Mais c’était un pur Parisien et, de plus, un employé dans une banque, tout à son métier, ne rêvant que de reports fructueux, d’opérations habiles, n’ayant de regrets qu’au sujet de la médiocrité de sa fortune qui lui interdisait les gros gains et ne lui permettait que d’insignifiants bénéfices. C’est dire que les allées du bois représentaient pour lui l’idéal des promenades champêtres, et quelque chose de cette façon de comprendre la nature perça dans objection qu’il présenta tout aussitôt à la jeune fille.
— Nulle part mieux qu’à Paris, lui dit-il, vous ne trouverez autant et de plus belles fleurs. Ne vous êtes-vous jamais arrêtée devant les étalages des fleuristes des boulevards ? Les saisons sont supprimées à force d’art par eux ; ils peuvent marier dans un bouquet de janvier la rose de juin au lilas d’avril, au narcisse de mai.
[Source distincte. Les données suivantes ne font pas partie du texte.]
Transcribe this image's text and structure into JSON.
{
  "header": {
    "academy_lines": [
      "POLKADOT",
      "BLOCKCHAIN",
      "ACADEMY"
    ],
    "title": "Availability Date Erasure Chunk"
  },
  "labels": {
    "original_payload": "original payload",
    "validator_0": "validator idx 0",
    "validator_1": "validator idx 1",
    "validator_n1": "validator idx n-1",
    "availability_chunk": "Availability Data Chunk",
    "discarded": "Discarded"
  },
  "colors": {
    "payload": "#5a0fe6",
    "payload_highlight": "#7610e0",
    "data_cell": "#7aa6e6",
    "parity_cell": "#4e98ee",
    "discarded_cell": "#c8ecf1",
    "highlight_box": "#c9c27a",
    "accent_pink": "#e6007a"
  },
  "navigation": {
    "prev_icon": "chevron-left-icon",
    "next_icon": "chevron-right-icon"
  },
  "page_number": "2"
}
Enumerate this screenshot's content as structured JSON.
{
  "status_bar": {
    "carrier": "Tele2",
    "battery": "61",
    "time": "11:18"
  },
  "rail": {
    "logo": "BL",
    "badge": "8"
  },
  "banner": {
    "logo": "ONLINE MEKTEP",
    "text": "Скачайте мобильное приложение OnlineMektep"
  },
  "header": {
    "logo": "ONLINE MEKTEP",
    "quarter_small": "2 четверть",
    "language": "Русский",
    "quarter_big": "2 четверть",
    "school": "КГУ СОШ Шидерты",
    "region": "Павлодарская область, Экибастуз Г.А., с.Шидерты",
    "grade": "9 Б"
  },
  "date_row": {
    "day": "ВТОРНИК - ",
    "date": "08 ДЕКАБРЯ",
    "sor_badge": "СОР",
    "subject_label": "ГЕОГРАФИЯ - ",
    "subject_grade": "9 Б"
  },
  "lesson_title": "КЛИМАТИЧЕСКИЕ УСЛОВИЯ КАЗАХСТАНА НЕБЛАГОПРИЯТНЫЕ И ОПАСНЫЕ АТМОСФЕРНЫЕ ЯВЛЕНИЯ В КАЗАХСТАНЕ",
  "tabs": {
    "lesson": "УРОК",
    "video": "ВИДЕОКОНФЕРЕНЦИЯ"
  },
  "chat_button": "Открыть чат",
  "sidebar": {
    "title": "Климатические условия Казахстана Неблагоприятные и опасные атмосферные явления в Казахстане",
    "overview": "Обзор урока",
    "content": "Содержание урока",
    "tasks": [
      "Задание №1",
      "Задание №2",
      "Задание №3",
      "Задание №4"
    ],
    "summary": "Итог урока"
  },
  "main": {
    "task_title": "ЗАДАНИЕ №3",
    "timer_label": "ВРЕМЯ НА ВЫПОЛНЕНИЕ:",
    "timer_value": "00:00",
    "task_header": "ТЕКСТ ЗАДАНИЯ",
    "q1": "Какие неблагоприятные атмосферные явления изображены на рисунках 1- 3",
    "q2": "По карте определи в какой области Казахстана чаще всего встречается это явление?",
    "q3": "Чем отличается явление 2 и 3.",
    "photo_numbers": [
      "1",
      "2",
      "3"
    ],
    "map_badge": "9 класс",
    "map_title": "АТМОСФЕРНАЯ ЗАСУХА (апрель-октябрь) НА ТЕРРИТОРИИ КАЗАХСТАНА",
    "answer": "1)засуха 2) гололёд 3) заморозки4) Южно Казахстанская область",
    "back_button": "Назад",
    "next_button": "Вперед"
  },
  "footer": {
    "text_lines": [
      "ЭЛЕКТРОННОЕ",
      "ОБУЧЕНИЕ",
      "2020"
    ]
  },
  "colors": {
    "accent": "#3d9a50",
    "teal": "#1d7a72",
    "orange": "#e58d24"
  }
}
— Oui, certes, j’ai admiré les féeries de ces étalages ; mais ces féeries, obtenues à prix d’argent, ne sont pas à mon usage ; j’en jouis en passant, d’un regard fugitif. Ces fleurs des riches, je vous l’avoue, me plaisent moins que la plus humble des corolles qui s’ouvrent sur mon balcon. Ces plantes-ci sont à moi ; elles me donnent mille plaisirs, depuis le jour où je sème leurs graines, où je plante leurs boutures, jusqu’au moment où elles m’accordent, en retour de mes soins, les parfums et l’épanouissement de leur floraison.
— Ah ! vous avez le goût de la propriété, dit le jeune homme en souriant, et aussi le grand sens de préférer vos biens, si minimes soient-ils, aux trésors hors de votre portée. C’est là l’indice d’un heureux caractère.
Albert Develt tournait ainsi en compliment enjoué un sentiment qu’il ne pouvait comprendre, et il associait à cette interprétation Mme Maudhuy et M. Langeron qui s’étaient rapprochés, lorsqu’il fut interrompu par la brusque irruption que fit au milieu de leur groupe la servante tenant en main une enveloppe.
— Madame, dit-elle d’un ton effaré, c’est encore du télégraphe… une seconde dépêche.